Security is also an issue; values in the query string or form fields can be trivially changed by the user. User authentication should be saved either in an encrypted or tamper-evident cookie or in the server-side session. Keeping track of values passed in a form as a user completes a process, like a site sign-up, well, that can probably be kept in hidden form fields.
The nice (and sometimes dangerous) thing, though, about the query string is that the state can be picked up by anyone who clicks on a link. As mentioned above, this is dangerous if it gives the user some authorization they shouldn't have. It's nice, though, for showing your friends something you found on the site.
With the increasing use of Web 2.0, I think there are two important methods missing from your list:
8 AJAX applications - since the page doesn't reload and there is no page to page navigation, state isn't an issue (but persisting user data must use the asynchronous XML calls).
9 Local persistence - Browser-based applications can persist their user data and state to the local hard drive using libraries such as Google Gears.
As for which one is best, I think they all have their place, but the Query String method is problematic for search engines.
Personally, since almost all of my web development is in PHP, I use PHP's session handlers.
Sessions are the most flexible, in my experience: they're normally faster than db accesses, and the cookies they generate die when the browser closes (by default).
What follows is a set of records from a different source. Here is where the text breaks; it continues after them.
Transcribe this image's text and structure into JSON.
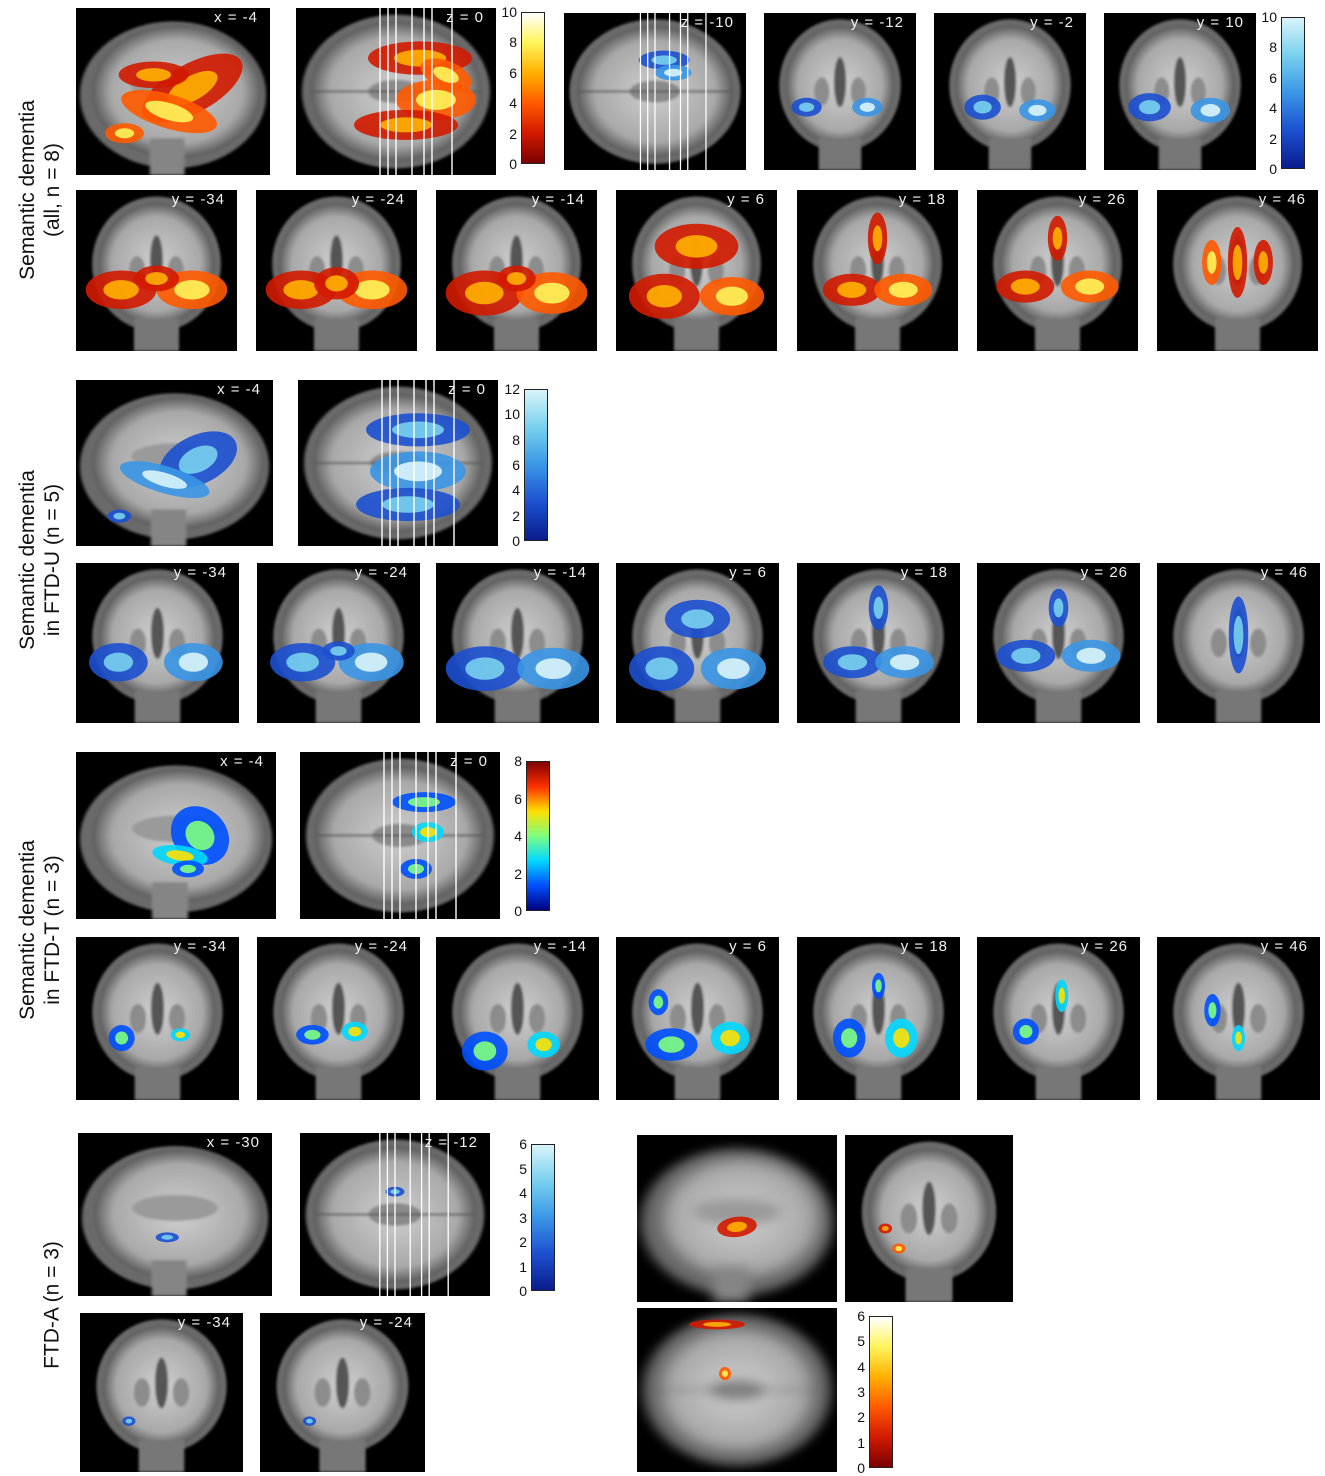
{
  "row_labels": [
    {
      "lines": [
        "Semantic dementia",
        "(all, n = 8)"
      ]
    },
    {
      "lines": [
        "Semantic dementia",
        "in FTD-U (n = 5)"
      ]
    },
    {
      "lines": [
        "Semantic dementia",
        "in FTD-T (n = 3)"
      ]
    },
    {
      "lines": [
        "FTD-A (n = 3)"
      ]
    }
  ],
  "colormaps": {
    "hot": [
      "#7a0000",
      "#d21a00",
      "#ff5a00",
      "#ffb000",
      "#fff45a",
      "#ffffff"
    ],
    "cool": [
      "#0a1c8c",
      "#1c50d0",
      "#3a96e6",
      "#78d0ee",
      "#d9f4fa"
    ],
    "jet": [
      "#00007f",
      "#0050ff",
      "#00d8ff",
      "#7fff7f",
      "#ffe000",
      "#ff3000",
      "#800000"
    ]
  },
  "colorbars": [
    {
      "id": "cb1",
      "cmap": "hot",
      "ticks": [
        "10",
        "8",
        "6",
        "4",
        "2",
        "0"
      ]
    },
    {
      "id": "cb2",
      "cmap": "cool",
      "ticks": [
        "10",
        "8",
        "6",
        "4",
        "2",
        "0"
      ]
    },
    {
      "id": "cb3",
      "cmap": "cool",
      "ticks": [
        "12",
        "10",
        "8",
        "6",
        "4",
        "2",
        "0"
      ]
    },
    {
      "id": "cb4",
      "cmap": "jet",
      "ticks": [
        "8",
        "6",
        "4",
        "2",
        "0"
      ]
    },
    {
      "id": "cb5",
      "cmap": "cool",
      "ticks": [
        "6",
        "5",
        "4",
        "3",
        "2",
        "1",
        "0"
      ]
    },
    {
      "id": "cb6",
      "cmap": "hot",
      "ticks": [
        "6",
        "5",
        "4",
        "3",
        "2",
        "1",
        "0"
      ]
    }
  ],
  "panels": [
    {
      "id": "p1",
      "view": "sag",
      "label": "x = -4",
      "overlay": "hot",
      "blobs": [
        [
          60,
          48,
          30,
          14,
          -35
        ],
        [
          48,
          62,
          26,
          10,
          20
        ],
        [
          40,
          40,
          18,
          8,
          0
        ],
        [
          25,
          75,
          10,
          6,
          0
        ]
      ]
    },
    {
      "id": "p2",
      "view": "axial",
      "label": "z = 0",
      "overlay": "hot",
      "slicelines": true,
      "blobs": [
        [
          62,
          30,
          26,
          10,
          0
        ],
        [
          70,
          55,
          20,
          12,
          0
        ],
        [
          55,
          70,
          26,
          9,
          0
        ],
        [
          75,
          40,
          14,
          8,
          30
        ]
      ]
    },
    {
      "id": "p3",
      "view": "axial",
      "label": "z = -10",
      "overlay": "cool",
      "slicelines": true,
      "blobs": [
        [
          55,
          30,
          14,
          6,
          0
        ],
        [
          60,
          38,
          10,
          5,
          0
        ]
      ]
    },
    {
      "id": "p4",
      "view": "cor",
      "label": "y = -12",
      "overlay": "cool",
      "blobs": [
        [
          28,
          60,
          10,
          6,
          0
        ],
        [
          68,
          60,
          10,
          6,
          0
        ]
      ]
    },
    {
      "id": "p5",
      "view": "cor",
      "label": "y = -2",
      "overlay": "cool",
      "blobs": [
        [
          32,
          60,
          12,
          8,
          0
        ],
        [
          68,
          62,
          12,
          7,
          0
        ]
      ]
    },
    {
      "id": "p6",
      "view": "cor",
      "label": "y = 10",
      "overlay": "cool",
      "blobs": [
        [
          30,
          60,
          14,
          9,
          0
        ],
        [
          70,
          62,
          13,
          8,
          0
        ]
      ]
    },
    {
      "id": "p7",
      "view": "cor",
      "label": "y = -34",
      "overlay": "hot",
      "blobs": [
        [
          28,
          62,
          22,
          12,
          0
        ],
        [
          72,
          62,
          22,
          12,
          0
        ],
        [
          50,
          55,
          14,
          8,
          0
        ]
      ]
    },
    {
      "id": "p8",
      "view": "cor",
      "label": "y = -24",
      "overlay": "hot",
      "blobs": [
        [
          28,
          62,
          22,
          12,
          0
        ],
        [
          72,
          62,
          22,
          12,
          0
        ],
        [
          50,
          58,
          14,
          10,
          0
        ]
      ]
    },
    {
      "id": "p9",
      "view": "cor",
      "label": "y = -14",
      "overlay": "hot",
      "blobs": [
        [
          30,
          64,
          24,
          14,
          0
        ],
        [
          72,
          64,
          22,
          13,
          0
        ],
        [
          50,
          55,
          12,
          8,
          0
        ]
      ]
    },
    {
      "id": "p10",
      "view": "cor",
      "label": "y = 6",
      "overlay": "hot",
      "blobs": [
        [
          30,
          66,
          22,
          14,
          0
        ],
        [
          72,
          66,
          20,
          12,
          0
        ],
        [
          50,
          35,
          26,
          14,
          0
        ]
      ]
    },
    {
      "id": "p11",
      "view": "cor",
      "label": "y = 18",
      "overlay": "hot",
      "blobs": [
        [
          34,
          62,
          18,
          10,
          0
        ],
        [
          66,
          62,
          18,
          10,
          0
        ],
        [
          50,
          30,
          6,
          16,
          0
        ]
      ]
    },
    {
      "id": "p12",
      "view": "cor",
      "label": "y = 26",
      "overlay": "hot",
      "blobs": [
        [
          30,
          60,
          18,
          10,
          0
        ],
        [
          70,
          60,
          18,
          10,
          0
        ],
        [
          50,
          30,
          6,
          14,
          0
        ]
      ]
    },
    {
      "id": "p13",
      "view": "cor",
      "label": "y = 46",
      "overlay": "hot",
      "blobs": [
        [
          50,
          45,
          6,
          22,
          0
        ],
        [
          34,
          45,
          6,
          14,
          0
        ],
        [
          66,
          45,
          6,
          14,
          0
        ]
      ]
    },
    {
      "id": "p14",
      "view": "sag",
      "label": "x = -4",
      "overlay": "cool",
      "blobs": [
        [
          62,
          48,
          22,
          14,
          -35
        ],
        [
          45,
          60,
          24,
          8,
          20
        ],
        [
          22,
          82,
          6,
          4,
          0
        ]
      ]
    },
    {
      "id": "p15",
      "view": "axial",
      "label": "z = 0",
      "overlay": "cool",
      "slicelines": true,
      "blobs": [
        [
          60,
          30,
          26,
          10,
          0
        ],
        [
          60,
          55,
          24,
          12,
          0
        ],
        [
          55,
          75,
          26,
          10,
          0
        ]
      ]
    },
    {
      "id": "p16",
      "view": "cor",
      "label": "y = -34",
      "overlay": "cool",
      "blobs": [
        [
          26,
          62,
          18,
          12,
          0
        ],
        [
          72,
          62,
          18,
          12,
          0
        ]
      ]
    },
    {
      "id": "p17",
      "view": "cor",
      "label": "y = -24",
      "overlay": "cool",
      "blobs": [
        [
          28,
          62,
          20,
          12,
          0
        ],
        [
          70,
          62,
          20,
          12,
          0
        ],
        [
          50,
          55,
          10,
          6,
          0
        ]
      ]
    },
    {
      "id": "p18",
      "view": "cor",
      "label": "y = -14",
      "overlay": "cool",
      "blobs": [
        [
          30,
          66,
          24,
          14,
          0
        ],
        [
          72,
          66,
          22,
          13,
          0
        ]
      ]
    },
    {
      "id": "p19",
      "view": "cor",
      "label": "y = 6",
      "overlay": "cool",
      "blobs": [
        [
          28,
          66,
          20,
          14,
          0
        ],
        [
          72,
          66,
          20,
          13,
          0
        ],
        [
          50,
          35,
          20,
          12,
          0
        ]
      ]
    },
    {
      "id": "p20",
      "view": "cor",
      "label": "y = 18",
      "overlay": "cool",
      "blobs": [
        [
          34,
          62,
          18,
          10,
          0
        ],
        [
          66,
          62,
          18,
          10,
          0
        ],
        [
          50,
          28,
          6,
          14,
          0
        ]
      ]
    },
    {
      "id": "p21",
      "view": "cor",
      "label": "y = 26",
      "overlay": "cool",
      "blobs": [
        [
          30,
          58,
          18,
          10,
          0
        ],
        [
          70,
          58,
          18,
          10,
          0
        ],
        [
          50,
          28,
          6,
          12,
          0
        ]
      ]
    },
    {
      "id": "p22",
      "view": "cor",
      "label": "y = 46",
      "overlay": "cool",
      "blobs": [
        [
          50,
          45,
          6,
          24,
          0
        ]
      ]
    },
    {
      "id": "p23",
      "view": "sag",
      "label": "x = -4",
      "overlay": "jet",
      "blobs": [
        [
          62,
          50,
          14,
          18,
          -20
        ],
        [
          52,
          62,
          14,
          6,
          10
        ],
        [
          56,
          70,
          8,
          5,
          0
        ]
      ]
    },
    {
      "id": "p24",
      "view": "axial",
      "label": "z = 0",
      "overlay": "jet",
      "slicelines": true,
      "blobs": [
        [
          62,
          30,
          16,
          6,
          0
        ],
        [
          64,
          48,
          8,
          6,
          0
        ],
        [
          58,
          70,
          8,
          6,
          0
        ]
      ]
    },
    {
      "id": "p25",
      "view": "cor",
      "label": "y = -34",
      "overlay": "jet",
      "blobs": [
        [
          28,
          62,
          8,
          8,
          0
        ],
        [
          64,
          60,
          6,
          4,
          0
        ]
      ]
    },
    {
      "id": "p26",
      "view": "cor",
      "label": "y = -24",
      "overlay": "jet",
      "blobs": [
        [
          34,
          60,
          10,
          6,
          0
        ],
        [
          60,
          58,
          8,
          6,
          0
        ]
      ]
    },
    {
      "id": "p27",
      "view": "cor",
      "label": "y = -14",
      "overlay": "jet",
      "blobs": [
        [
          30,
          70,
          14,
          12,
          0
        ],
        [
          66,
          66,
          10,
          8,
          0
        ]
      ]
    },
    {
      "id": "p28",
      "view": "cor",
      "label": "y = 6",
      "overlay": "jet",
      "blobs": [
        [
          34,
          66,
          16,
          10,
          0
        ],
        [
          70,
          62,
          12,
          10,
          0
        ],
        [
          26,
          40,
          6,
          8,
          0
        ]
      ]
    },
    {
      "id": "p29",
      "view": "cor",
      "label": "y = 18",
      "overlay": "jet",
      "blobs": [
        [
          32,
          62,
          10,
          12,
          0
        ],
        [
          64,
          62,
          10,
          12,
          0
        ],
        [
          50,
          30,
          4,
          8,
          0
        ]
      ]
    },
    {
      "id": "p30",
      "view": "cor",
      "label": "y = 26",
      "overlay": "jet",
      "blobs": [
        [
          30,
          58,
          8,
          8,
          0
        ],
        [
          52,
          36,
          4,
          10,
          0
        ]
      ]
    },
    {
      "id": "p31",
      "view": "cor",
      "label": "y = 46",
      "overlay": "jet",
      "blobs": [
        [
          34,
          45,
          5,
          10,
          0
        ],
        [
          50,
          62,
          4,
          8,
          0
        ]
      ]
    },
    {
      "id": "p32",
      "view": "sag",
      "label": "x = -30",
      "overlay": "cool",
      "blobs": [
        [
          46,
          64,
          6,
          3,
          0
        ]
      ]
    },
    {
      "id": "p33",
      "view": "axial",
      "label": "z = -12",
      "overlay": "cool",
      "slicelines": true,
      "blobs": [
        [
          50,
          36,
          5,
          3,
          0
        ]
      ]
    },
    {
      "id": "p34",
      "view": "cor",
      "label": "y = -34",
      "overlay": "cool",
      "blobs": [
        [
          30,
          68,
          4,
          3,
          0
        ]
      ]
    },
    {
      "id": "p35",
      "view": "cor",
      "label": "y = -24",
      "overlay": "cool",
      "blobs": [
        [
          30,
          68,
          4,
          3,
          0
        ]
      ]
    },
    {
      "id": "p36",
      "view": "sagblur",
      "label": "",
      "overlay": "hot",
      "blobs": [
        [
          50,
          55,
          10,
          6,
          -10
        ]
      ]
    },
    {
      "id": "p37",
      "view": "cor",
      "label": "",
      "overlay": "hot",
      "blobs": [
        [
          24,
          56,
          4,
          3,
          0
        ],
        [
          32,
          68,
          4,
          3,
          0
        ]
      ]
    },
    {
      "id": "p38",
      "view": "axialblur",
      "label": "",
      "overlay": "hot",
      "blobs": [
        [
          40,
          10,
          14,
          3,
          0
        ],
        [
          44,
          40,
          3,
          4,
          0
        ]
      ]
    }
  ]
}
Avoid InProc if you plan to host your website on a cheap-n-cheerful host like webhost4life. I've learnt the hard way that because their systems are over subscribed, they recycle the applications very frequently which causes your session to get lost. Very annoying.
Their suggestion is to use StateServer which is fine except you have to serialise/deserialise the session eash post back. I love objects and my web app is full of them. I'm concerned about performance when switching to StateServer. I need to refactor to only put the stuff I really need in the session.
Wish I'd know that before I started...
Cheers, Rob.
Be careful what state you store client side (query strings, form fields, cookies). Anything security-related should not be stored client-side, except maybe a session identifier if it is reasonably obscured and hard to guess. There are too many websites that have settings like "authenticated=true" and store those in a cookie or query string or hidden form field. It is trivial for a user to bypass something like that. Remember that ANY input coming from a client could have been tampered with and should not be trusted.
Signed Cookies linked to some sort of database store when you need to grab data. There's no reason to be storing data on the client side if you have a connected back-end; you're just looking for trouble if this is a public facing website.
It's not some much a question of what to use & what to avoid, but when to use which. Each has a particular circumstances when it is the best, and a different circumstance when it's the worst.
The deciding factor is generally lifetime of the data. Session state lives longer than form fields, and so on.